3La première partie de l’ouvrage resitue les enjeux du développement de l’intelligence artificielle dans un contexte international en forte évolution. Ainsi, le marché mondial de l’IA a été multiplié par dix sur les cinq dernières années du fait des espérances de gain de productivité que son utilisation suscite (une croissance de 40 % est attendue dans les pays développés). Cette prospective suscite une compétition forcenée entre les principaux opérateurs de cette industrie que sont les Gafam. Cette compétition se joue sur le front des investissements où Chine et USA représentent 80 % tandis que l’Europe ne compte que pour 7 % des 25 milliards d’euros annuels investis dans les technologies de l’IA et de la blockchain. Exploitant une masse croissante de données, le déploiement global des algorithmes d’IA suscite des craintes, quant à l’utilisation des données personnelles, voire leur appropriation, qui restreignent parfois les droits individuels au prétexte d’améliorer la sécurité des biens et des personnes, comme en Chine où un système de notation sociale généralisée pénalisant certains comportements peut aboutir à la perte de droits individuels élémentaires comme l’accès aux services publics. Si, en Europe, les données individuelles sont considérées comme des caractéristiques intrinsèques à la personne humaine, le droit des USA les envisage simplement sous l’angle de la propriété personnelle pouvant faire l’objet d’un dédommagement. Aussi, émergent désormais de nouvelles normes nationales ou internationales (comme le règlement européen sur la protection des données) pour tenter de réguler le marché de ces données individuelles, en particulier celles ayant trait à la consommation et à la santé. L’ouvrage fait le point sur les différents litiges occasionnés par l’application combinée de ces différentes régulations au sein d’espaces économiques transnationaux comme la zone couverte par l’Organisation de coopération pour le développement économique. Dans ce contexte, la question du lieu d’hébergement de ces données suscite une attention particulière, notamment au regard des enjeux socio-économiques, mais également politiques en matière de protection des droits de l’homme. Ainsi, la mise en évidence de biais discriminatoires produits par des algorithmes de reconnaissance faciale conduit le Conseil de l’Europe à adresser des lignes directrices sur la protection des données à l’intention des gouvernements de ses 47 états membres.

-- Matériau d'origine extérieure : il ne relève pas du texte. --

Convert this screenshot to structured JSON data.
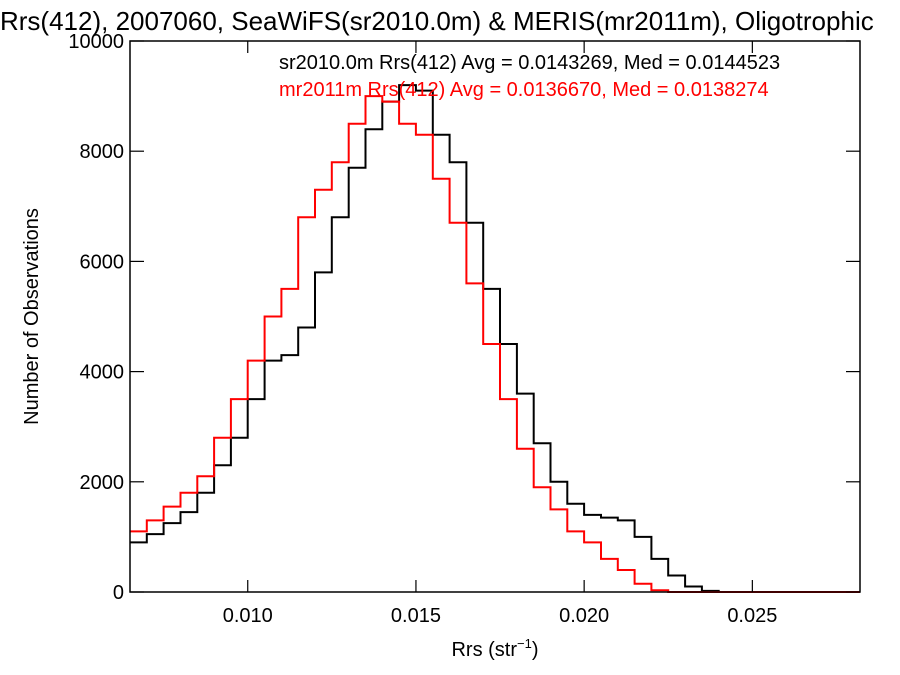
{
  "chart_data": {
    "type": "line",
    "title": "Rrs(412), 2007060, SeaWiFS(sr2010.0m) & MERIS(mr2011m), Oligotrophic",
    "xlabel": "Rrs (str",
    "xlabel_sup": "−1",
    "xlabel_end": ")",
    "ylabel": "Number of Observations",
    "xlim": [
      0.0065,
      0.0282
    ],
    "ylim": [
      0,
      10000
    ],
    "x_ticks": [
      0.01,
      0.015,
      0.02,
      0.025
    ],
    "x_tick_labels": [
      "0.010",
      "0.015",
      "0.020",
      "0.025"
    ],
    "y_ticks": [
      0,
      2000,
      4000,
      6000,
      8000,
      10000
    ],
    "y_tick_labels": [
      "0",
      "2000",
      "4000",
      "6000",
      "8000",
      "10000"
    ],
    "grid": false,
    "annotations": [
      {
        "text": "sr2010.0m Rrs(412) Avg = 0.0143269, Med = 0.0144523",
        "color": "#000000"
      },
      {
        "text": "mr2011m Rrs(412) Avg = 0.0136670, Med = 0.0138274",
        "color": "#ff0000"
      }
    ],
    "series": [
      {
        "color": "#000000",
        "step": "histogram",
        "x": [
          0.0065,
          0.007,
          0.0075,
          0.008,
          0.0085,
          0.009,
          0.0095,
          0.01,
          0.0105,
          0.011,
          0.0115,
          0.012,
          0.0125,
          0.013,
          0.0135,
          0.014,
          0.0145,
          0.015,
          0.0155,
          0.016,
          0.0165,
          0.017,
          0.0175,
          0.018,
          0.0185,
          0.019,
          0.0195,
          0.02,
          0.0205,
          0.021,
          0.0215,
          0.022,
          0.0225,
          0.023,
          0.0235,
          0.024,
          0.025,
          0.026,
          0.027,
          0.0282
        ],
        "y": [
          900,
          1050,
          1250,
          1450,
          1800,
          2300,
          2800,
          3500,
          4200,
          4300,
          4800,
          5800,
          6800,
          7700,
          8400,
          8900,
          9200,
          9100,
          8300,
          7800,
          6700,
          5500,
          4500,
          3600,
          2700,
          2000,
          1600,
          1400,
          1350,
          1300,
          1000,
          600,
          300,
          100,
          20,
          0,
          0,
          0,
          0,
          0
        ]
      },
      {
        "color": "#ff0000",
        "step": "histogram",
        "x": [
          0.0065,
          0.007,
          0.0075,
          0.008,
          0.0085,
          0.009,
          0.0095,
          0.01,
          0.0105,
          0.011,
          0.0115,
          0.012,
          0.0125,
          0.013,
          0.0135,
          0.014,
          0.0145,
          0.015,
          0.0155,
          0.016,
          0.0165,
          0.017,
          0.0175,
          0.018,
          0.0185,
          0.019,
          0.0195,
          0.02,
          0.0205,
          0.021,
          0.0215,
          0.022,
          0.0225,
          0.023,
          0.0235,
          0.024,
          0.025,
          0.026,
          0.027,
          0.0282
        ],
        "y": [
          1100,
          1300,
          1550,
          1800,
          2100,
          2800,
          3500,
          4200,
          5000,
          5500,
          6800,
          7300,
          7800,
          8500,
          9000,
          8900,
          8500,
          8300,
          7500,
          6700,
          5600,
          4500,
          3500,
          2600,
          1900,
          1500,
          1100,
          900,
          600,
          400,
          150,
          30,
          0,
          0,
          0,
          0,
          0,
          0,
          0,
          0
        ]
      }
    ]
  }
}
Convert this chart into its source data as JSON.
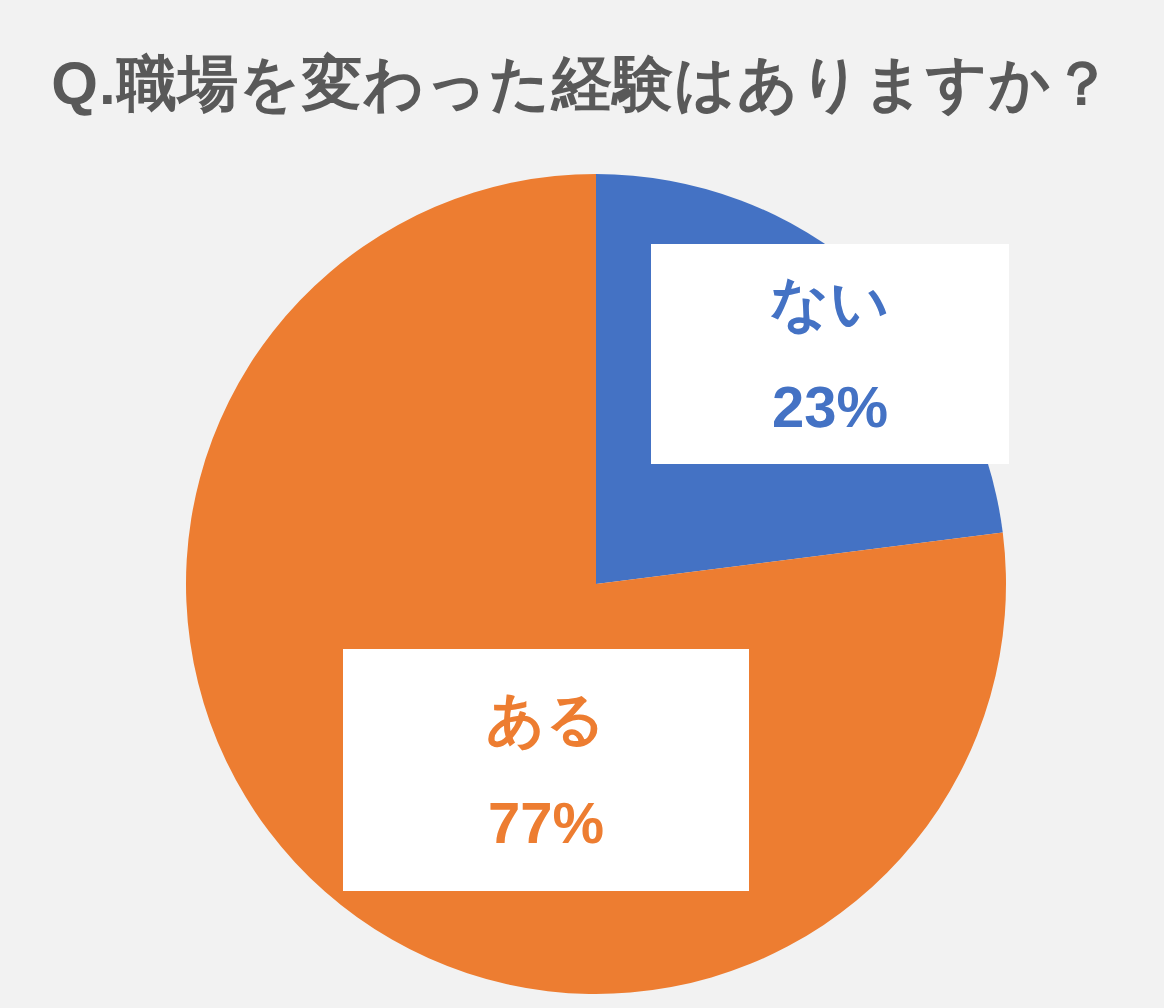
{
  "chart_data": {
    "type": "pie",
    "title": "Q.職場を変わった経験はありますか？",
    "categories": [
      "ない",
      "ある"
    ],
    "values": [
      23,
      77
    ],
    "colors": [
      "#4472c4",
      "#ed7d31"
    ],
    "value_labels": [
      "23%",
      "77%"
    ]
  }
}
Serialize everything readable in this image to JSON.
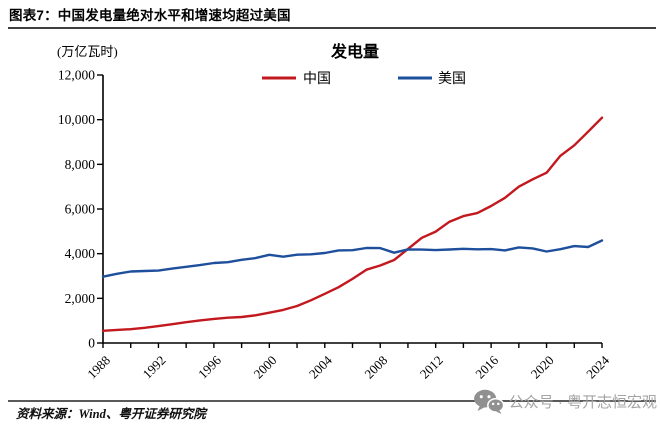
{
  "header": {
    "title": "图表7：中国发电量绝对水平和增速均超过美国"
  },
  "chart_data": {
    "type": "line",
    "title": "发电量",
    "ylabel": "(万亿瓦时)",
    "xlabel": "",
    "grid": false,
    "legend_position": "top-center",
    "xlim": [
      1988,
      2024
    ],
    "ylim": [
      0,
      12000
    ],
    "yticks": [
      0,
      2000,
      4000,
      6000,
      8000,
      10000,
      12000
    ],
    "ytick_labels": [
      "0",
      "2,000",
      "4,000",
      "6,000",
      "8,000",
      "10,000",
      "12,000"
    ],
    "xticks_labeled": [
      1988,
      1992,
      1996,
      2000,
      2004,
      2008,
      2012,
      2016,
      2020,
      2024
    ],
    "xtick_minor_step": 2,
    "x": [
      1988,
      1989,
      1990,
      1991,
      1992,
      1993,
      1994,
      1995,
      1996,
      1997,
      1998,
      1999,
      2000,
      2001,
      2002,
      2003,
      2004,
      2005,
      2006,
      2007,
      2008,
      2009,
      2010,
      2011,
      2012,
      2013,
      2014,
      2015,
      2016,
      2017,
      2018,
      2019,
      2020,
      2021,
      2022,
      2023,
      2024
    ],
    "series": [
      {
        "name": "中国",
        "color": "#c3181e",
        "values": [
          545,
          585,
          620,
          680,
          755,
          840,
          930,
          1010,
          1080,
          1135,
          1165,
          1240,
          1355,
          1480,
          1655,
          1910,
          2205,
          2500,
          2870,
          3280,
          3470,
          3715,
          4210,
          4710,
          4990,
          5430,
          5680,
          5815,
          6135,
          6500,
          7000,
          7330,
          7625,
          8380,
          8850,
          9460,
          10090
        ]
      },
      {
        "name": "美国",
        "color": "#1e4f9c",
        "values": [
          2970,
          3100,
          3200,
          3225,
          3240,
          3330,
          3410,
          3490,
          3580,
          3620,
          3725,
          3800,
          3950,
          3865,
          3955,
          3970,
          4030,
          4145,
          4155,
          4255,
          4250,
          4045,
          4190,
          4180,
          4160,
          4185,
          4220,
          4195,
          4205,
          4145,
          4280,
          4235,
          4095,
          4200,
          4340,
          4300,
          4590
        ]
      }
    ]
  },
  "footer": {
    "source": "资料来源：Wind、粤开证券研究院",
    "watermark": {
      "icon": "wechat-icon",
      "text": "公众号 · 粤开志恒宏观"
    }
  }
}
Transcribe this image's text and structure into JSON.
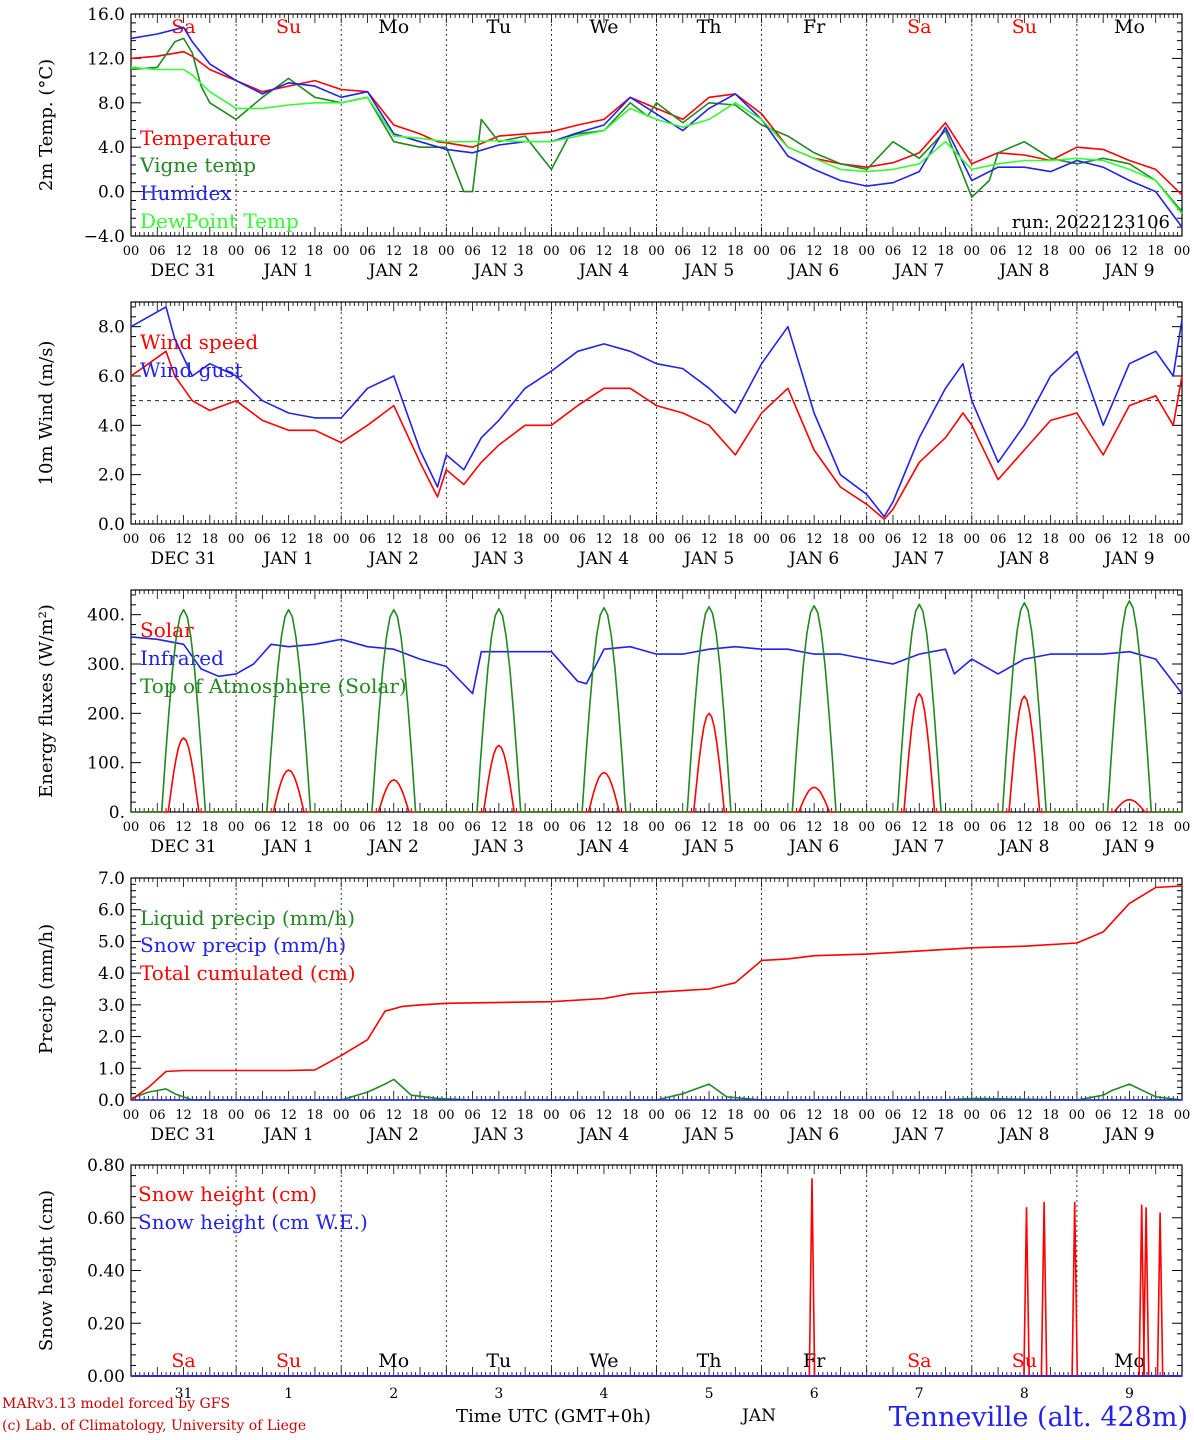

4La seconde partie de l’ouvrage s’intéresse plus particulièrement à la régulation de l’IA au sein de l’espace majeur de régulation que constitue l’Europe, entre les extrêmes de la Chine et des États-Unis. L’ouvrage liste sept exigences européennes pour une « IA digne de confiance », qui serait immunisée contre les dérives discriminatoires ayant pu être relevées selon le genre et l’appartenance ethnique. L’adoption en 2018 d’une charte éthique pour l’utilisation de l’IA dans la sphère judiciaire par le Conseil de l’Europe permettra-t-elle d’améliorer le respect des droits individuels fondamentaux par l’application de politiques publiques de prévention des discriminations dans l’administration de la justice ? La proposition de règlement du Parlement européen et du Conseil établissant des règles harmonisées concernant l’intelligence artificielle constitue un cadre d’évaluation clair des systèmes d’IA identifiés à haut risque comme la sélection des candidatures, l’évaluation des performances ou l’accès à la formation professionnelle ou universitaire. Les normes européennes en matière d’IA font actuellement l’objet d’un examen par le Parlement européen et devraient être publiées à partir de 2025 pour l’établissement d’une feuille de route à horizon 2030. Cependant, d’ores et déjà, apparaît un déficit par rapport au monde du travail, la référence aux représentants du personnel faisant défaut dans ces textes. C’est pourquoi, au sein de la Confédération européenne des syndicats, la CFDT s’est investie dans les négociations menées parallèlement entre les représentants européens, des employeurs, et les confédérations européennes des syndicats de personnel, qui ont abouti en juin 2020 à un accord sur le numérique structuré autour de quatre enjeux majeurs : compétences numériques et sécurisation de l’emploi, droit à la déconnexion, IA centrée sur l’humain, technologies de surveillance et respect de la dignité humaine.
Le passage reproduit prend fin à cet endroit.